To always have a place to put things requires 2 buffers as mentioned previously. Putting a string like "HELLO WORLD!" with some chars in 1 buffer and others in the alternate leaves broken portions of the string in each and requires logic and another buffer to remember what came at what time. This is even more complex, and these calculation happening on the Uzebox side are ran millions of times a second, so it's a crap solution. Instead we take advantage of the 1 sided nature of each UART line. The Uzebox Transmit(or Tx) line only ever sends data to the ESP8266 but never receives. This is because this Uzebox Tx is connected to the read only port Receive(or Rx) on the ESP8266. Likewise, the Uzebox Rx only ever reads the data the ESP8266 sends but never puts any data on it. So these are 2 one directional pipes that form a bidirectional channel.
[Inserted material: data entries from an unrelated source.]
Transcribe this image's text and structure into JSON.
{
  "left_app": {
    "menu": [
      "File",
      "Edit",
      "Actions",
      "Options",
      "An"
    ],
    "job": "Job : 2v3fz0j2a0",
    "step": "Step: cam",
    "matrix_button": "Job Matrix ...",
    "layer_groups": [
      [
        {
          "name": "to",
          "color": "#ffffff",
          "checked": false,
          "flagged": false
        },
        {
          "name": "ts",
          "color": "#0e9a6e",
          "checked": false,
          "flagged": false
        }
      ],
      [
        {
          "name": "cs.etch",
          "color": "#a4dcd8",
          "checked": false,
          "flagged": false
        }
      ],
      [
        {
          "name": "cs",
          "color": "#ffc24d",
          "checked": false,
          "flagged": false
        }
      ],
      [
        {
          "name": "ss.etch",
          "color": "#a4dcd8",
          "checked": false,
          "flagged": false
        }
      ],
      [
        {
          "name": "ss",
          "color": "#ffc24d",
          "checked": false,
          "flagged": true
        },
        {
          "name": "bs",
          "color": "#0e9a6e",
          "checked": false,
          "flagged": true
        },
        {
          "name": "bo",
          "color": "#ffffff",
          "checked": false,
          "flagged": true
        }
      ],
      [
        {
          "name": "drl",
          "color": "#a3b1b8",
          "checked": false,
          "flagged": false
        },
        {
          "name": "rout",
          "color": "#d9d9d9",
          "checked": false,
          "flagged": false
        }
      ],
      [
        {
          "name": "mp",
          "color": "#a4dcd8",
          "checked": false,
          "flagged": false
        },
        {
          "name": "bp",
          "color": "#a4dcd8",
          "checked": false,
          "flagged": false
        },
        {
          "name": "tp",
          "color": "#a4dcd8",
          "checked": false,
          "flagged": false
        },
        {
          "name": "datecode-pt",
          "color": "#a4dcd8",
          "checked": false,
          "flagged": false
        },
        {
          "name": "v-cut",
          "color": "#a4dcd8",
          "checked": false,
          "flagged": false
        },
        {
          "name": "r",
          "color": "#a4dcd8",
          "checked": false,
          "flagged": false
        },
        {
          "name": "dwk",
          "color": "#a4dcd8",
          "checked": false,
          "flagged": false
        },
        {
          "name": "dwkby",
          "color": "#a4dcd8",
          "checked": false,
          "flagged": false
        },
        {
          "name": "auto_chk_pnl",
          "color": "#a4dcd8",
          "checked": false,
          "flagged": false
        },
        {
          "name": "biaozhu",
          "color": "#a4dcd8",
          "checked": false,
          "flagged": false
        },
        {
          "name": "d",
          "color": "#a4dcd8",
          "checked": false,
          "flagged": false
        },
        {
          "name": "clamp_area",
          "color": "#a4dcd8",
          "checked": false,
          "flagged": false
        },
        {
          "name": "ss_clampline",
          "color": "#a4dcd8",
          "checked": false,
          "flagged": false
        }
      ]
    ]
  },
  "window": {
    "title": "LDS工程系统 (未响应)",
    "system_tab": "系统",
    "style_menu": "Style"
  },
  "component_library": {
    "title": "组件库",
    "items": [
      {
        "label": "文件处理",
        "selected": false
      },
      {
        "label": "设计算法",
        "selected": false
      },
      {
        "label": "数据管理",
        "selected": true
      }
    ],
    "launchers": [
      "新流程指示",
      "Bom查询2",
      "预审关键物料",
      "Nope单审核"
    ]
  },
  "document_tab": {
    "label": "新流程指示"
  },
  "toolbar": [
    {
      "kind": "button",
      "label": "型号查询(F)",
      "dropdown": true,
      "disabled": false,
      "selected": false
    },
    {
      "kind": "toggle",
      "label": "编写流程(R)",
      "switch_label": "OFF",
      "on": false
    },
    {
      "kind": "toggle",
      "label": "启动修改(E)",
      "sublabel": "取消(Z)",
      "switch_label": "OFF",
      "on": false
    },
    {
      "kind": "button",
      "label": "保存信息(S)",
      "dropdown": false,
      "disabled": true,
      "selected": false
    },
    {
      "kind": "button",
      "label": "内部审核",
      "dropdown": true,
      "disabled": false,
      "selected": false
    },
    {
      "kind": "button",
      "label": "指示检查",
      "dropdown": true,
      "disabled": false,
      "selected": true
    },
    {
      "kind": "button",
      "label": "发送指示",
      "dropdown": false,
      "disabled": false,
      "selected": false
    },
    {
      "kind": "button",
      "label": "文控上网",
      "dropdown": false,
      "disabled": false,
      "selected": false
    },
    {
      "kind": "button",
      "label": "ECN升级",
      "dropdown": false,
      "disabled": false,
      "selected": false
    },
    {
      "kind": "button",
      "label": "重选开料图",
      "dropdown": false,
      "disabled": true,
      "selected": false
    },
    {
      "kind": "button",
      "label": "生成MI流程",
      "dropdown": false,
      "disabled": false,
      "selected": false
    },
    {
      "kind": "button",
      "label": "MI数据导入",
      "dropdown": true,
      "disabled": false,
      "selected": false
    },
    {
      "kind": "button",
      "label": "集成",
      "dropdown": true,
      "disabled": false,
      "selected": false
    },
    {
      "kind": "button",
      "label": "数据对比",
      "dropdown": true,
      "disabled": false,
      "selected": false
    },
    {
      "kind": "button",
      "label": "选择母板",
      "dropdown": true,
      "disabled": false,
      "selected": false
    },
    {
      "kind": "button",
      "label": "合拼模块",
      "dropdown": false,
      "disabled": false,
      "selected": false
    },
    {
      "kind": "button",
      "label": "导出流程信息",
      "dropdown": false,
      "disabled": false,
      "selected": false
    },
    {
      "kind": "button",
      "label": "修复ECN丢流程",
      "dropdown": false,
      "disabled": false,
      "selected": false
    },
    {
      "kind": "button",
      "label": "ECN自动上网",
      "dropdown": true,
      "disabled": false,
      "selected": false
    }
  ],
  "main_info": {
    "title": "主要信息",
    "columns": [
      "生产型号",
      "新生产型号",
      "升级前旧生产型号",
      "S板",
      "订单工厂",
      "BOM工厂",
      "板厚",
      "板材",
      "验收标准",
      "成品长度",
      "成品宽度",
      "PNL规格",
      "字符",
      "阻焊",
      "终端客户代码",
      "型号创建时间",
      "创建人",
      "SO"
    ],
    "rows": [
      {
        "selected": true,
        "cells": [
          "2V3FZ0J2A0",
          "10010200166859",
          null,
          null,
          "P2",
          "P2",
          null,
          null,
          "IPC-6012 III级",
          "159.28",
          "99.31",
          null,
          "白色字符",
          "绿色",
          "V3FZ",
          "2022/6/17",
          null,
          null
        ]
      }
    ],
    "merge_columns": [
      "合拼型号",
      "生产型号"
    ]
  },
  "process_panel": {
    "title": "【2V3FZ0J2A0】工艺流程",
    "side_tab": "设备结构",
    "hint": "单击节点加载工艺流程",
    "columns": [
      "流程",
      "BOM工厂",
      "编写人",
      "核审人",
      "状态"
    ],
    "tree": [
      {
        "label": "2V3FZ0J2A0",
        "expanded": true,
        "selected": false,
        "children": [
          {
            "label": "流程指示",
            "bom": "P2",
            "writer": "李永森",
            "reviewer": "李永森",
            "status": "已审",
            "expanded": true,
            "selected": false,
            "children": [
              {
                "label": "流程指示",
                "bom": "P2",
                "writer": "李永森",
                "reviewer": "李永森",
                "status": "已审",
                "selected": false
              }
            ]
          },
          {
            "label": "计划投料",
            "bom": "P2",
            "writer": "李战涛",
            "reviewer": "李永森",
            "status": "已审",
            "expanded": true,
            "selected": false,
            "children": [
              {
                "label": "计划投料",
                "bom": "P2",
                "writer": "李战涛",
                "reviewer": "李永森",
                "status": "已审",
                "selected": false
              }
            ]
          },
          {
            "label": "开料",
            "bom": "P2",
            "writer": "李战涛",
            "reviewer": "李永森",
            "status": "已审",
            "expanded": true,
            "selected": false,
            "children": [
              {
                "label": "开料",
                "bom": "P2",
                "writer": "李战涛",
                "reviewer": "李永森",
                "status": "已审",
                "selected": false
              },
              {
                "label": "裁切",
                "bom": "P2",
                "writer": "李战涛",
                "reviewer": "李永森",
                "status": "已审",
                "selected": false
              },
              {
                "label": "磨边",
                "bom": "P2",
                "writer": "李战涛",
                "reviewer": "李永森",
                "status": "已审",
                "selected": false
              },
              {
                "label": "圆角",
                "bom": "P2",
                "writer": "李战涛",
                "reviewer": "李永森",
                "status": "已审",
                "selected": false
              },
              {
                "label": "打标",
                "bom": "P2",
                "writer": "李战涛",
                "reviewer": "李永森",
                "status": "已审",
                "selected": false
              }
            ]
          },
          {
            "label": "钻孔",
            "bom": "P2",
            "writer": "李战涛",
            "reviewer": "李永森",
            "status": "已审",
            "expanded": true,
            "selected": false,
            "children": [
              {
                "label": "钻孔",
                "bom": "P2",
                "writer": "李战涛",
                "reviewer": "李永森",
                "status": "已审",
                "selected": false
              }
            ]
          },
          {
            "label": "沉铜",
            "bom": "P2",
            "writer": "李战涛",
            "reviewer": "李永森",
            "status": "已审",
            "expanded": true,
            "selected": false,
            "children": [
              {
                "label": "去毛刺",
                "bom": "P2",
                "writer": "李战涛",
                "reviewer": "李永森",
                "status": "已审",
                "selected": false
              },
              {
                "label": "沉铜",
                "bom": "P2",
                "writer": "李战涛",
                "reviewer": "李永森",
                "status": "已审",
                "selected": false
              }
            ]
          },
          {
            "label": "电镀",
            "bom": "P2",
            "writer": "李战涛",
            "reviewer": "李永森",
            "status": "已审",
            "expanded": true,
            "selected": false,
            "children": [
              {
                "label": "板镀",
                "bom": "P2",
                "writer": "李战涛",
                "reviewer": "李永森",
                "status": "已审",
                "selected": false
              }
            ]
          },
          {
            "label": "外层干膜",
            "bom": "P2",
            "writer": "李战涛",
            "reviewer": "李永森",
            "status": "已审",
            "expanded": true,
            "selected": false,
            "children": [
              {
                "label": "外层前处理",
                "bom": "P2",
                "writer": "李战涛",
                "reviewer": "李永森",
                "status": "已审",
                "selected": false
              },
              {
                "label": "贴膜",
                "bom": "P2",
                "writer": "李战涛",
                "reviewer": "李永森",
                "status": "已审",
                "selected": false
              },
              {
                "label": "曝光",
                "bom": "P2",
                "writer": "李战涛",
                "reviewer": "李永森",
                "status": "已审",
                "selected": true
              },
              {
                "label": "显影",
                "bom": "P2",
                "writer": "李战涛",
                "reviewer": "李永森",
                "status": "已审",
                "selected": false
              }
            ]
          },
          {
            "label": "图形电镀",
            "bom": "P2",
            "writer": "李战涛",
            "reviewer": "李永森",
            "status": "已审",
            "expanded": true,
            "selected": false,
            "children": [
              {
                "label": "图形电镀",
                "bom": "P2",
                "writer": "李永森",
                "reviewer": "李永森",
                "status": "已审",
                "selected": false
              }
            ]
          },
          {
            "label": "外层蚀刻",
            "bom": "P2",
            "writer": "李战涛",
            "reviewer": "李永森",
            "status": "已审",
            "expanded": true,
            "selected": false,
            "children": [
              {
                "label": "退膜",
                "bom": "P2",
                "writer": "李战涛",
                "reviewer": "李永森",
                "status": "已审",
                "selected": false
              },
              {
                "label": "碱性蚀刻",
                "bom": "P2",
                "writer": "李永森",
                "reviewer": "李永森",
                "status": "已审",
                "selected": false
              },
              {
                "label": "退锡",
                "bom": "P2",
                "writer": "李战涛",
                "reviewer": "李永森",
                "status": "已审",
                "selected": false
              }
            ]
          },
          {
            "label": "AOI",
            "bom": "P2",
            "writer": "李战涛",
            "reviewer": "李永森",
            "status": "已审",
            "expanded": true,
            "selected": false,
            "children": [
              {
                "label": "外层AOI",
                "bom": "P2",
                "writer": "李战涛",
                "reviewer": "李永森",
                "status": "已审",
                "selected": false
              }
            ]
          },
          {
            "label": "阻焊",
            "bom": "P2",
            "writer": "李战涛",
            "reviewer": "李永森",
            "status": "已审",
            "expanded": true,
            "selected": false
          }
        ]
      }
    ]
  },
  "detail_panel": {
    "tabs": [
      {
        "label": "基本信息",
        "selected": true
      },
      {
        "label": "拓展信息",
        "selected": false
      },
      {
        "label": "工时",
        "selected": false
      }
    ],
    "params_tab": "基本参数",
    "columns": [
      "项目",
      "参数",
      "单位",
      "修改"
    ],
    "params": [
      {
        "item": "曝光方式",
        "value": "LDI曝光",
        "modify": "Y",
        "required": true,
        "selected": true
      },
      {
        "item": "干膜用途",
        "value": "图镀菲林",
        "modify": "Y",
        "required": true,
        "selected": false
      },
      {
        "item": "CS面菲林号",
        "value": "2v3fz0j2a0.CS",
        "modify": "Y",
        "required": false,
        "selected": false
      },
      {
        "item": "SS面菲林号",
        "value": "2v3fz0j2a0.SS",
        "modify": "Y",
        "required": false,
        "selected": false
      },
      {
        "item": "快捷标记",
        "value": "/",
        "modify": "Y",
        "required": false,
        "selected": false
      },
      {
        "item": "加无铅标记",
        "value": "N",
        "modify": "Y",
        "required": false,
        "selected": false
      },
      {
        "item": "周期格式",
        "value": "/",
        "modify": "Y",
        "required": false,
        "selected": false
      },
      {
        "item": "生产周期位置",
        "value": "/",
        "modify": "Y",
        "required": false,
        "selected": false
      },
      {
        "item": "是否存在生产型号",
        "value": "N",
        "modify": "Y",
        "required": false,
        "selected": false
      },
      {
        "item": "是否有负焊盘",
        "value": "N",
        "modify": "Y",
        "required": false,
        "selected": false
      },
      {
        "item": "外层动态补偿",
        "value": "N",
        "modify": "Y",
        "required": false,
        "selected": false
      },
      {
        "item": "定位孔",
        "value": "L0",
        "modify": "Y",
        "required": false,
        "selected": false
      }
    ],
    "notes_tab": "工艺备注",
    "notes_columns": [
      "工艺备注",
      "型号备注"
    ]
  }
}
From the Uzebox's point of view it wants to put what data the program has sent, unset the UART Tx ready flag(since the emulated UART hardware is now busy "sending" the data), then set a cycle delay timer until again setting the UART Tx flag. This is to keep realistic timing matching the hardware instead of being able to transfer a byte in a single machine cycle. Likewise is done for the Rx flags and in fact both devices emulate in this same way. The amount of delay between ready status is calculated by the current flags set for baud rate. When these flags do not match, emulation simply scrambles characters to simulate the gibberish received when 2 devices are talking at different baud rates. This is not at all accurate since the way these 2 different timings interact with transistor edge triggering reaches a point where analog effects are critical-if you wanted to be really accurate you would need a perfect Quantum Mechanics emulator(if you can write that please help humanity in that way instead). Luckily it does not matter much since if baud rates are wrong, data is unusable by the program/game. Perhaps some specialized really smart baud rate detector could use the errors to determine if baud is higher or lower but lets cross that bridge when we get there! Also no emulation of UART framing errors is done because it would be as complex as the rest of the ESP8266 core for no gain. UART in Uzem is an idealized form where physical communication errors cannot happen....unless a sub atomic particle flips your ram bit.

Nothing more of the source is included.